Nosferatu
Moody and cinematic with strong performances, but overly politicized and lacking cohesion
On Christmas night, I went and saw Nosferatu, the latest iteration in Hollywood’s ongoing attempt to capture the enduring mythos of vampires. It wasn’t bad—it was, as expected, gruesome, packed with flesh-eating and blood-sucking, and it left a lingering unease for hours after I left the theatre. But as much as it succeeded in creating mood, it stumbled in telling a coherent, integrated story.
Lately, Hollywood films can feel like they’re assembled in an algorithmic blender, a series of market-tested vignettes pasted together against AI-generated backdrops. The result is films where the plot feels secondary to visuals, and the director’s vision often seems in service to the machine. Nosferatu fits snugly into that mold. It’s grim, disjointed, and deeply unsettling, which works—at least on the surface—but it left me wondering if the gaps were intentional artistry or the byproduct of a storytelling process that’s increasingly automated and working backwards too much from marketing objectives and not enough from creative ones.
And while the filmmaker’s central villain isn’t supposed to be a metaphor for plagues, he absolutely is. That undercurrent is what makes Nosferatu so unsettling: it taps into our collective unease. In that way, it could be viewed as both timely and timeless—a grim reflection of the fears that have perhaps always fueled the vampire mythos, now updated for an era post-pandemic and pre-whatever-comes-next of human development.
This thinly veiled allegorical approach seems also to be making a statement about conspiracy theory and superstition post Covid. Were the heroes actually heroes or just delusional new age spiritual nuts oblivious to the horrors of the unfolding plague due to their retreat into supernatural explanations for what are clearly, even according to some of the characters in the story, horrifically scientific phenomena.
But I felt this was a bait and switch. I went for a supernatural horror and mystery, not to have this legendary subject become a vehicle for the director’s political views on Covid. In the end, because the movie couldn’t really decide if it was allegory or pure supernatural horror, it became the former, an AI-powered political ad of sorts.

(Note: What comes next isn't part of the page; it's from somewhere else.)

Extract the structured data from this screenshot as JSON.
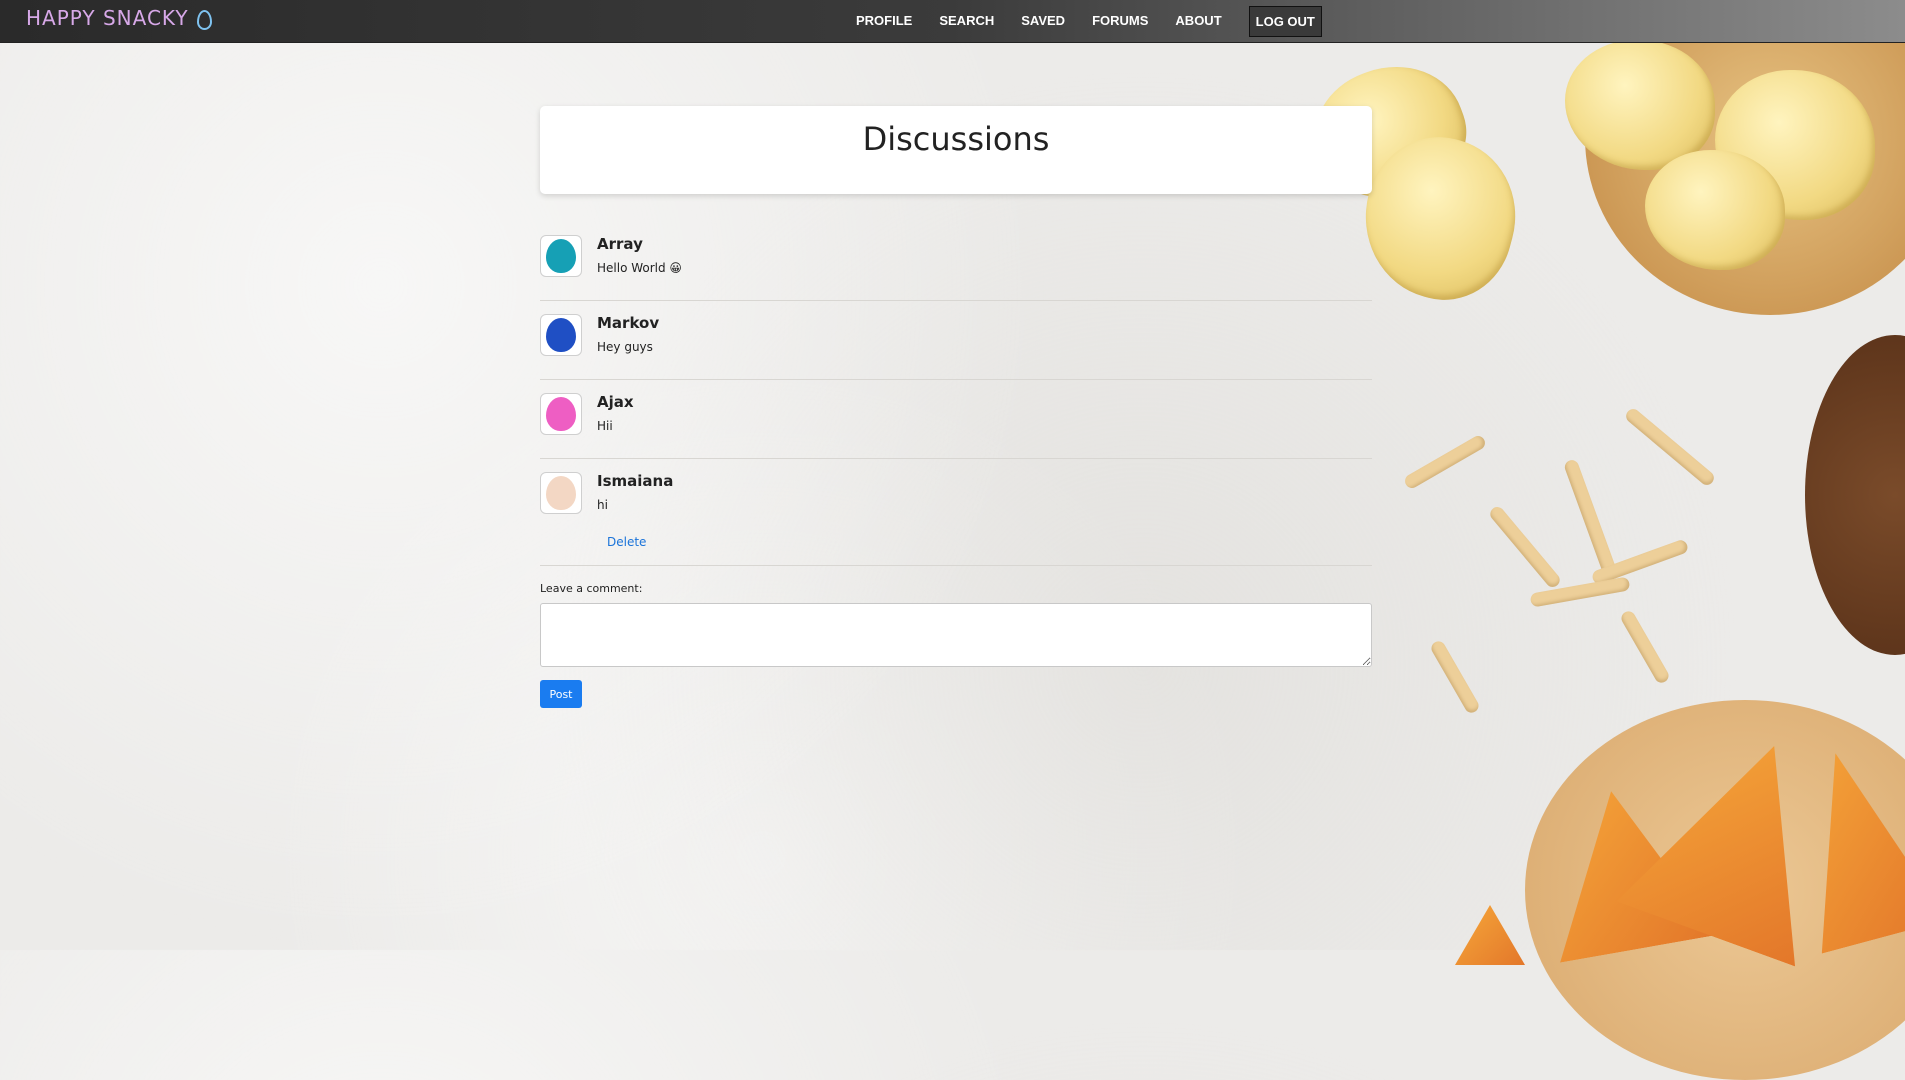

In the end, Nosferatu stayed with me after I left the theater, but as much for the despair of Victorian era plague as for the vampire story. It’s not a masterpiece, but it breaks new ground in specific ways, and gets under your skin in the way good horror should—even if the execution, particularly in integrating all of the moody parts and strong performance into a coherent whole, felt like it could have used more of a human touch.
Separately, I found this IGN review to be a fairly solid take. It places Nosferatu amongst its cinematic predecessors, dating back to the novella’s debut in 1897, and argues, somewhat unfavorably, that Hollywood has yet to produce a truly great adaptation of Stoker’s literary source material. While I don’t entirely disagree, I think there’s something to be said for how unsettling and moody this new version is, even if it missed an opportunity to become something more epic, truly spooky, and fantastical.